Tra i poeti romani più illustri e conosciuti troviamo anche Cesare Pascarella nato a Roma il 28 aprile del 1858.
I genitori lo avevano messo in seminario a Frascati per studiare, ma scappò via; i suoi studi proseguirono all’Istituto di Belle arti, ma gli studi accademici non lo interessavano era la vita artistico-mondana della città che lo attirava nel suo vortice.
E in quel vortice carico di nuove idee, di progetti, di inquietudini, egli appena ventenne vi entrò iniziando a frequentare gli artisti che facevano parte della mondanità ed avevano idee innovatrici, con essi si ritrovava al Caffè Greco di via Condotti, collaborò con la Cronaca bizantina e successivamente con il Fanfulla della domenica, che pubblicarono i suoi primi scritti.
Nel 1882 andò in Sardegna con D’Annunzio e Scarfoglio con l’intento di scoprire un mondo che in quel tempo era considerato antico e misterioso.
I suoi viaggi lo portarono in India, Giappone, Stati Uniti, Cina, Argentina, Uruguay, annotando pensieri e disegni.
Ma è intimamente legato alla sua città, Roma è il luogo preferito narrato in quasi tutte le sue opere. ed in essa abita e vive in Campo Marzio.
Tuttavia l’uomo è profondamente legato alla sua città, scenario privilegiato di molte sue opere, e abitò per tutta la vita nel rione di Campo Marzio.
Nel 1886 pubblica “Villa Gloria” 25 sonetti che rievocano il tentativo dei Fratelli Cairoli di liberare Roma che si concluse crudelmente con lo scontro di villa Glori; il suo lavoro più conosciuto è “La scoperta de l’America” che risale al 1894: i “Sonetti”, del 1904, raccolgono le sue opere dal 1881.
Verso il 1911, viene colpito da sordità che unita ad una sua particolare inclinazione alla solitudine, portano Pascarella ad allontanarsi del tutto dalla mondanità letteraria romana.
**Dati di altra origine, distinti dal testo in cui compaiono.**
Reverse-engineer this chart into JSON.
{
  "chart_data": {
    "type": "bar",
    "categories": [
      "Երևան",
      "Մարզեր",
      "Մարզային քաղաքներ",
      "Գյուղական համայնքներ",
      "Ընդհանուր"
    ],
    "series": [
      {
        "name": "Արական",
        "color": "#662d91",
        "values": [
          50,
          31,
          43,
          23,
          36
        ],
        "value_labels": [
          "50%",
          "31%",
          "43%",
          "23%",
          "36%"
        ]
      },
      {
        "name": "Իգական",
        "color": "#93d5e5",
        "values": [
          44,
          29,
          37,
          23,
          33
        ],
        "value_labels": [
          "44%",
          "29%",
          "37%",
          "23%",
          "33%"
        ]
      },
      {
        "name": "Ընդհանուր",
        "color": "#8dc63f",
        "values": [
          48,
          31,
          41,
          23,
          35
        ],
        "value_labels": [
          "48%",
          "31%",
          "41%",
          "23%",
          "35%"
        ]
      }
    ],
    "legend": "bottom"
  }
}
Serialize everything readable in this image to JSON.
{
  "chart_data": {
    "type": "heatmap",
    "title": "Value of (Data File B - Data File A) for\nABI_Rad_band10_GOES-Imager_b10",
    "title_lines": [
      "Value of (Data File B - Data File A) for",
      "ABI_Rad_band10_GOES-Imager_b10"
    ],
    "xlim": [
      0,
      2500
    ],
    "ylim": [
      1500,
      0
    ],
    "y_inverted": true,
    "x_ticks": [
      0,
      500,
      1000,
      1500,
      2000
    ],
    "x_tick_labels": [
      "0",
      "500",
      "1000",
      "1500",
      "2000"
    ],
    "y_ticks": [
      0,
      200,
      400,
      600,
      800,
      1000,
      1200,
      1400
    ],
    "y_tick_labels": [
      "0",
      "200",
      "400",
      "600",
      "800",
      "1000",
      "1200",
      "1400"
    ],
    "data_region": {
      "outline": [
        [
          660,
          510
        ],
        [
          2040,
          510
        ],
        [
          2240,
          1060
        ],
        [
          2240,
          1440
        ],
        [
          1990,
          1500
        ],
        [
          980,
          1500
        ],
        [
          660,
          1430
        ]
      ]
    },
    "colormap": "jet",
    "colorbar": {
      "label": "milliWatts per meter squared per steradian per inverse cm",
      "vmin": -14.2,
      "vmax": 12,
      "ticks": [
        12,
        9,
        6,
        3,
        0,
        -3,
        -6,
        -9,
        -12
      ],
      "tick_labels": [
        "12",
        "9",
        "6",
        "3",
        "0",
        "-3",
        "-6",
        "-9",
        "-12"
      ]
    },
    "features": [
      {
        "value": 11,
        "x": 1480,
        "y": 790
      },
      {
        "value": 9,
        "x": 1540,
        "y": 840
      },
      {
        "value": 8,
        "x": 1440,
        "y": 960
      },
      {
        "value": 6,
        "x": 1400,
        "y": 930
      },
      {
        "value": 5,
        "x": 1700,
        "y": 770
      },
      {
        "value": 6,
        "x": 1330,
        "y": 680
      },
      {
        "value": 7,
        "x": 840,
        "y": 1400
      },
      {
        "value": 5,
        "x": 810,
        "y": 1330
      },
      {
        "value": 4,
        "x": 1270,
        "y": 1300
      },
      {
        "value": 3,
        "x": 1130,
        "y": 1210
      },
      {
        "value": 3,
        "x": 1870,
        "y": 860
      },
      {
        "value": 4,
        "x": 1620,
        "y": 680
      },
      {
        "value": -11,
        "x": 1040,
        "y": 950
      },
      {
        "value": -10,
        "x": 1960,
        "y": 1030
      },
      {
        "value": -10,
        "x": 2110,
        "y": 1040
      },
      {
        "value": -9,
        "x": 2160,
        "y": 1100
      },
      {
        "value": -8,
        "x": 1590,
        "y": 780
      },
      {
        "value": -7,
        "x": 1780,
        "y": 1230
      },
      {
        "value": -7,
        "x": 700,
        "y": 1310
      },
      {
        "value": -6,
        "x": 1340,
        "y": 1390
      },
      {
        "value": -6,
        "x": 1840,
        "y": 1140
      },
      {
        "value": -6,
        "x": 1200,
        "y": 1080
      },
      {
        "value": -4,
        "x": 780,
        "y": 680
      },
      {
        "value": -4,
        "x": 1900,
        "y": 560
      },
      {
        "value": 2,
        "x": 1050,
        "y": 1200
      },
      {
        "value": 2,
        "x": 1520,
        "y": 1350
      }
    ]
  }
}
Prosegue il suo lavoro con ”Storia nostra”, poema che rifiuterà di pubblicare e resterà incompiuto, solo nel 1941 usciranno postumi 267 sonetti dei 350 previsti.
I contatti con gli amici continuano attraverso scambi di foglietti sui quali il suo interlocutore scrive domande o osservazioni a cui il poeta risponde solo se la domanda gli piace.
Nel 1930 è nominato accademico di’Italia (la Reale Accademia d’Italia nasce nel 1926 con il compito di aiutare il regime fascista a stringere rapporti con le forze culturali) e nonostante la sordità e la asocialità in aumento, partecipa con costanza alle riunioni alla Farnesina.
Solo, muore a Roma l’8 maggio del 1940.
L’Accademia dei Lincei acquisterà le sue carte, la biblioteca (stampati antichi e moderni), quadri e disegni.